How does an employer provide that immunity notice? To be safe, the notice should be verbatim as provided in the text of 18 U.S.C. section 1833(b):

Under the Defend Trade Secrets Act of 2016, 18 U.S.C. sections 1831-39:

An individual shall not be held criminally or civilly liable under any Federal or State trade secret law for the disclosure of a trade secret that: (A) is made (i) in confidence to a Federal, State, or local government official, either directly or indirectly, or to an attorney; and (ii) solely for the purpose of reporting or investigating a suspected violation of law; or (B) is made in a complaint or other document  is filed  in a lawsuit or other proceeding, if such filing is made under seal.

An individual who files a lawsuit for retaliation by an employer for reporting a suspected violation of law may disclose the employer's trade secret to the attorney of the individual and use the trade secret information in the court proceeding if the individual (A) files any document containing the trade secret under seal; and (B) does not disclose the trade secret, except pursuant to court order.

It appears this notification should be in new employment agreements and policy handbooks entered after May 19, 2016. Ideally, employers would collect acknowledgements that its employees have been advised of the new policy. The immunity appears to apply to any agreement that might be the cornerstone of a misappropriation claim under the DTSA, including NDAs, Non-Compete Agreements, Independent Contractor Agreements and Separation Agreements.

Should Employers Actually Provide the Immunity Notice?

There are other tradeoffs. In addition to being an aggravation for employers to implement, the immunity notice might be seen as a roadmap for an unscrupulous employee, or his new employer, to build an employment claim around use of an alleged trade secret or an opportunity to try to defeat the trade secret in court proactively. Employers may be very reluctant to set out the immunity notice.

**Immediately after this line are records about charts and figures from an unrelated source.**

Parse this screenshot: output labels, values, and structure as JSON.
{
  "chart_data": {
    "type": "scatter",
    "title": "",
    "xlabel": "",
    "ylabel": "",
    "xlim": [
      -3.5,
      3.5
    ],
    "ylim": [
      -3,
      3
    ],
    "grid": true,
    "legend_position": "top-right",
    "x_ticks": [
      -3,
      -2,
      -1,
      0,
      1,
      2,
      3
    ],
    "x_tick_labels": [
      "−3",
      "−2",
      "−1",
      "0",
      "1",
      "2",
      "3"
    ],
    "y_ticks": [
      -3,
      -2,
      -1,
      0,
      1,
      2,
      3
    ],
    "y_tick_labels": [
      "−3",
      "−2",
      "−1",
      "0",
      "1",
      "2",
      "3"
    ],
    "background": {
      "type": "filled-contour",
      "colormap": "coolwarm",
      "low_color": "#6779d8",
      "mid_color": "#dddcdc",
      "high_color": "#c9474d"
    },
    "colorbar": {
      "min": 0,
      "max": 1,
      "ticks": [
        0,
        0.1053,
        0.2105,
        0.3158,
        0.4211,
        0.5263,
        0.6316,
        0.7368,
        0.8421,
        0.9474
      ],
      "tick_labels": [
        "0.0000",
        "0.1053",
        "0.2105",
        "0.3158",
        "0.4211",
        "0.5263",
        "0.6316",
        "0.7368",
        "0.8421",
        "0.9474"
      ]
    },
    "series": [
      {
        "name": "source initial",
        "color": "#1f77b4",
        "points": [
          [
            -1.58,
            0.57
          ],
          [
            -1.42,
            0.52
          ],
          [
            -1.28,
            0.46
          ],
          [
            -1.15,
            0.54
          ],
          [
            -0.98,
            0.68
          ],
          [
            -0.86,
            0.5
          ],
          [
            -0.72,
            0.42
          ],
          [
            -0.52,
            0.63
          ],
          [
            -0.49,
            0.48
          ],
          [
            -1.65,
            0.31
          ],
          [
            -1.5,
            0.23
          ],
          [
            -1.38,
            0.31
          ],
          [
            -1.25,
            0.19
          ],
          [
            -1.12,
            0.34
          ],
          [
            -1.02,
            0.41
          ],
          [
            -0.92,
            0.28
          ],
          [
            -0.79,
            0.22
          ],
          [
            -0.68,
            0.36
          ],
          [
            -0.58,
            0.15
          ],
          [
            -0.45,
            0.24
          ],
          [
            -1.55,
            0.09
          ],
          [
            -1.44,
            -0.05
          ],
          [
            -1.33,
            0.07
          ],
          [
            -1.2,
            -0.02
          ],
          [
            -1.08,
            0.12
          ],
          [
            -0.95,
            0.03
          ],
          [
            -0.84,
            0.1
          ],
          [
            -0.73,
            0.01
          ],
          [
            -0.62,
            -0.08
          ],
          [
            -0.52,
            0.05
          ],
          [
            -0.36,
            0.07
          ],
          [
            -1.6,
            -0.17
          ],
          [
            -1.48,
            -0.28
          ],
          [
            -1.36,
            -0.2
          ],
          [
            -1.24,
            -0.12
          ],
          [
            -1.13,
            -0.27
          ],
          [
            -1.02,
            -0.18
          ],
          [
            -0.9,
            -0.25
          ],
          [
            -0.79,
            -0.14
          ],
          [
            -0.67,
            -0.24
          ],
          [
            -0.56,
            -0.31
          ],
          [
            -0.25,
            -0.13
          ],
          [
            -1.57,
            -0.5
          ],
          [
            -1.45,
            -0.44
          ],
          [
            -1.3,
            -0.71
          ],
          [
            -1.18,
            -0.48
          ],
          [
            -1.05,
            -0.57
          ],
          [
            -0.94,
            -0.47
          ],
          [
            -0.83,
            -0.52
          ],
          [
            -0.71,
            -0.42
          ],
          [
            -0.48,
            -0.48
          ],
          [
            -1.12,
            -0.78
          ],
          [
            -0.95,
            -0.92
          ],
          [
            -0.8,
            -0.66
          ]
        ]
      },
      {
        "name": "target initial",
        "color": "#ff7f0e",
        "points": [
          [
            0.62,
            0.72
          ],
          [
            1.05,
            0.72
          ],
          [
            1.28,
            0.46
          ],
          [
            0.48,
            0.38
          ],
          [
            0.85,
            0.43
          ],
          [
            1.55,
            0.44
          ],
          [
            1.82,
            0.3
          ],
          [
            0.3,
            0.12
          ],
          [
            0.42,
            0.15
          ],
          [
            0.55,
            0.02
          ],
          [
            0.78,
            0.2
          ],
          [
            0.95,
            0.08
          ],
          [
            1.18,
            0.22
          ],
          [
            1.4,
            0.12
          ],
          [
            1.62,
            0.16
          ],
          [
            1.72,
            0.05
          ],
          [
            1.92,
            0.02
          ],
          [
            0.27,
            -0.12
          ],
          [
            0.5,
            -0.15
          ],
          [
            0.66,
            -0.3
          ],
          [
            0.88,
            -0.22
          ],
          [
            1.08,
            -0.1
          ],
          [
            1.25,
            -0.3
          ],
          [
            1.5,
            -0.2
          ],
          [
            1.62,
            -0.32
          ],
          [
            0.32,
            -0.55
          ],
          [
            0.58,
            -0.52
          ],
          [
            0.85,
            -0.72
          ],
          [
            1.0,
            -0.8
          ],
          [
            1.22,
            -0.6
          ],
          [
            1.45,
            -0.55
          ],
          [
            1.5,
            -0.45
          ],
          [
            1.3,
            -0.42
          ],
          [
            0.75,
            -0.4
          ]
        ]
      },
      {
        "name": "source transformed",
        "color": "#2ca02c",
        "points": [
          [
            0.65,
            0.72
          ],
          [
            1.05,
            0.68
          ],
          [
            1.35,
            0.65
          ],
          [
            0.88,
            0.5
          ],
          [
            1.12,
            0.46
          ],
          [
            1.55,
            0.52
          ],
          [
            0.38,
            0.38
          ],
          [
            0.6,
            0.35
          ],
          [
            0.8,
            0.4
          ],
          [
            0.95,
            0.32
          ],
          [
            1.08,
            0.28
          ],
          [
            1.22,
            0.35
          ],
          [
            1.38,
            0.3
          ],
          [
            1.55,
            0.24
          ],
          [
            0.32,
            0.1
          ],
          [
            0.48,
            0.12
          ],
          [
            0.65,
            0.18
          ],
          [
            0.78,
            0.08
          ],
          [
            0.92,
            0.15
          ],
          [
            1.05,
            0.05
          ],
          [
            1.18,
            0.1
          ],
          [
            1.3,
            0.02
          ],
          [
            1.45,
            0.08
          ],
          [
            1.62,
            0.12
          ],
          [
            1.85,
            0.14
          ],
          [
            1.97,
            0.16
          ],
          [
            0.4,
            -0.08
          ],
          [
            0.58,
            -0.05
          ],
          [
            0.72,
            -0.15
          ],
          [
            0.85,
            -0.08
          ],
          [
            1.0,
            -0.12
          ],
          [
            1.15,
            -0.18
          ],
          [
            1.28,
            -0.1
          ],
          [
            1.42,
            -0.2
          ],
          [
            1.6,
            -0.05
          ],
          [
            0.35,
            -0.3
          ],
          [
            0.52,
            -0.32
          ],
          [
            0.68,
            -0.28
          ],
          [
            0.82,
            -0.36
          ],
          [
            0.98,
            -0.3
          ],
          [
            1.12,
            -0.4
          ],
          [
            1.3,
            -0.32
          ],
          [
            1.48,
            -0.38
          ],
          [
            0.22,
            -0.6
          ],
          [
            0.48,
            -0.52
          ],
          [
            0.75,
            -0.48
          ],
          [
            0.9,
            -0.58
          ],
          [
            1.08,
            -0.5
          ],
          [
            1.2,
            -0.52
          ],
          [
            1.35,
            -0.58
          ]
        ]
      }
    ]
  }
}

Further, while the employer may risk losing recovery of attorneys’ fees and enhanced damages under the DTSA, a CUTSA claim likely can be combined with it and still provide those remedies. It would appear employers can still reap the advantages of both Acts without providing the immunity notice.

 

However, there are other issues about the immunity disclosure that indicate this aggravation should be taken seriously. Employers might risk class action or government enforcement actions if they fail to provide the immunity notice. The immunity applies to disclosure in court proceedings or to the government, but what about private contract arbitration? Additionally, one opposing an employer’s attempt to characterize information as a trade secret may argue that its failure to provide the immunity notice is a tacit admission that the information was not a trade secret at all. The failure to provide the notice may also be claimed to be an unfair employment practice.

 

It appears that more trade secret litigation will be headed to federal court, and it also appears employers can combine DTSA and CUTSA claims to keep their options open. It is still important that employers consider both sides of the immunity issue and wisely choose which path to follow.